I tried disabling "TCP offload" and didn't work ("ethtool -K eth0 tso off", if that's what you mean!)

My default router is <1ms RTT away. So it has to be something upstream. I'll keep hunting for it!

(20 Dec '16, 07:53) huguei

I noticed that I said, "between 1ms and 1.3ms" in my comment - but I really meant "less than 1.3 ms". Apologies for that.

There just had to be enough time for the client ACK to get to the "dropper" before the next data packet(s) arrived from the server. We saw a 1.3ms time delay between the server data packets - meaning that the "dropper" must be closer to the client than that.

So the "dropper" could be your local router, your WAN router, a firewall, intrusion detection device, etc. Anything that would not like seeing server data packets exceed the advertised client Receive Window.

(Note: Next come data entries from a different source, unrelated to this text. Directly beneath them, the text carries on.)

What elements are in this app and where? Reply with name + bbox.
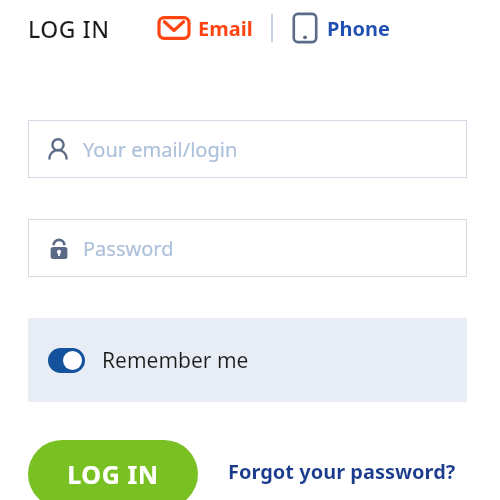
button[interactable]: Email — [156, 10, 255, 46]
staticText: LOG IN — [67, 457, 159, 491]
staticText: Forgot your password? — [228, 458, 456, 485]
button[interactable]: Password — [28, 219, 467, 277]
button[interactable]: LOG IN — [28, 440, 198, 500]
staticText: Remember me — [102, 346, 249, 375]
button[interactable]: Forgot your password? — [222, 452, 462, 491]
staticText: Email — [198, 15, 253, 42]
staticText: LOG IN — [28, 13, 110, 44]
button[interactable]: Your email/login — [28, 120, 467, 178]
button[interactable]: Phone — [289, 8, 392, 48]
staticText: Phone — [327, 15, 390, 42]
button[interactable]: Remember me — [28, 318, 467, 402]
staticText: Your email/login — [83, 136, 238, 163]
staticText: Password — [83, 235, 174, 262]
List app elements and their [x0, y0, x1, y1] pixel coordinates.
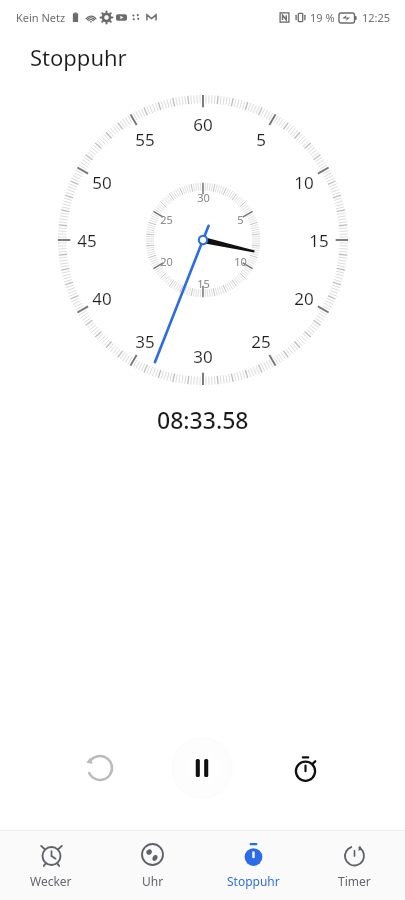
staticText: 20 [160, 254, 173, 269]
staticText: Stoppuhr [30, 42, 127, 72]
staticText: 20 [294, 287, 314, 310]
staticText: 25 [251, 330, 271, 353]
staticText: 60 [193, 113, 213, 136]
staticText: Wecker [30, 873, 72, 889]
staticText: 40 [92, 287, 112, 310]
staticText: 50 [92, 171, 112, 194]
staticText: 15 [197, 276, 210, 291]
staticText: 10 [294, 171, 314, 194]
staticText: 15 [309, 229, 329, 252]
button[interactable]: Pause [171, 737, 233, 799]
staticText: 30 [197, 190, 210, 205]
staticText: 5 [256, 128, 266, 151]
staticText: 35 [135, 330, 155, 353]
staticText: 12:25 [362, 10, 391, 25]
staticText: 25 [160, 212, 173, 227]
button[interactable]: Timer [304, 831, 405, 900]
staticText: 45 [77, 229, 97, 252]
button[interactable]: Uhr [102, 831, 203, 900]
staticText: Uhr [142, 873, 164, 889]
button[interactable]: Wecker [0, 831, 102, 900]
staticText: 55 [135, 128, 155, 151]
button[interactable]: Stoppuhr [203, 831, 304, 900]
staticText: 5 [237, 212, 244, 227]
button[interactable]: Runde [277, 740, 333, 796]
button[interactable]: Zurücksetzen [72, 740, 128, 796]
staticText: 08:33.58 [157, 404, 249, 435]
staticText: 30 [193, 345, 213, 368]
staticText: 10 [234, 254, 247, 269]
staticText: Stoppuhr [227, 873, 280, 889]
staticText: 19 % [310, 10, 335, 25]
staticText: Timer [338, 873, 371, 889]
staticText: Kein Netz [16, 10, 66, 25]
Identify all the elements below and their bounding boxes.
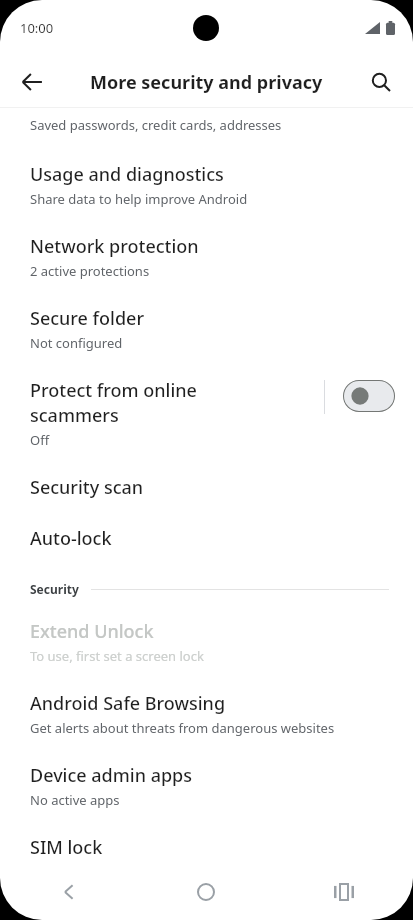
- staticText: Saved passwords, credit cards, addresses: [30, 116, 282, 134]
- button[interactable]: Network protection: [0, 210, 413, 282]
- staticText: Security scan: [30, 475, 144, 500]
- staticText: Auto-lock: [30, 526, 112, 551]
- staticText: Get alerts about threats from dangerous …: [30, 719, 335, 737]
- button[interactable]: Protect from online: [0, 354, 413, 451]
- button[interactable]: Usage and diagnostics: [0, 138, 413, 210]
- button[interactable]: Security scan: [0, 451, 413, 502]
- button[interactable]: Recent apps: [275, 864, 413, 920]
- staticText: Security: [30, 581, 79, 597]
- staticText: Not configured: [30, 334, 123, 352]
- staticText: No active apps: [30, 791, 120, 809]
- button[interactable]: Auto-lock: [0, 502, 413, 553]
- button[interactable]: Search: [359, 60, 403, 104]
- staticText: To use, first set a screen lock: [30, 647, 204, 665]
- button[interactable]: Secure folder: [0, 282, 413, 354]
- staticText: 2 active protections: [30, 262, 150, 280]
- staticText: Android Safe Browsing: [30, 691, 226, 716]
- staticText: SIM lock: [30, 835, 103, 860]
- staticText: Extend Unlock: [30, 619, 154, 644]
- button[interactable]: Back: [10, 60, 54, 104]
- staticText: Usage and diagnostics: [30, 162, 224, 187]
- staticText: Secure folder: [30, 306, 145, 331]
- staticText: Network protection: [30, 234, 199, 259]
- button[interactable]: Protect from online scammers toggle: [343, 380, 395, 412]
- staticText: Share data to help improve Android: [30, 190, 248, 208]
- staticText: scammers: [30, 403, 119, 428]
- staticText: Device admin apps: [30, 763, 193, 788]
- staticText: Off: [30, 431, 50, 449]
- button[interactable]: SIM lock: [0, 811, 413, 862]
- staticText: Protect from online: [30, 378, 197, 403]
- button[interactable]: Device admin apps: [0, 739, 413, 811]
- staticText: 10:00: [20, 19, 54, 37]
- button[interactable]: Android Safe Browsing: [0, 667, 413, 739]
- staticText: More security and privacy: [90, 70, 323, 95]
- button[interactable]: Back: [0, 864, 137, 920]
- button[interactable]: Saved passwords, credit cards, addresses: [0, 112, 413, 138]
- button[interactable]: Extend Unlock: [0, 597, 413, 667]
- button[interactable]: Home: [137, 864, 275, 920]
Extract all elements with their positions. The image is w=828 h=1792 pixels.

Note that the "dropper" is a symptom of the real problem, not a problem itself.

(20 Dec '16, 16:29) Philst

Answer 6

I think the problem is due to different MSS sizes negotiated between the client and a load balancer (1460) and the load balancer and the server (1448) and the load balancer not very robust in handling

You can try disabling tcp_timestamps via echo 0>/proc/sys/net/ipv4/tcp_timestamp and see if this cures your problem.
Regards Matthias

Here is the picture that kind of explains what is happening in the first trace you provided. alt text

The three way handshake (that we see in your trace) is Linux client (RHEL) asking for timestamp option but the 'server' does not allow it. So the net MSS on this TCP session is 1460 bytes.
The first three segments that arrive have a payload 1460 1460 and 1424 bytes.
Why would the server send just 1424 bytes whe it could send 3 X 1460 bytes in one go as these fit into the clients initially offered window:size?
When you sum up those bytes you will notice that this is exactly 3 X 1448 bytes , which is the MSS on a 1500 MTU sized network when timestamp option had been enabled in both SYN and SYN:ACK packets of the session.
(As we don't have a trace at the server's end and probably never will get this is for now just a guess)
The second batch of 3 segments again consists of 1460 1460 and 1424 bytes of which only the first 2 arrive at the capture point.
(Substract the tcp.nxtseq of the last 1426 bytes segment from the tcp.seq from the follow on packet to see how many bytes are missing.)
So, my suggestion to disable tcp timestamp at the client aims at disabling tcp timestamp at the backend session also, resulting in the same MSS on both cascaded sessions.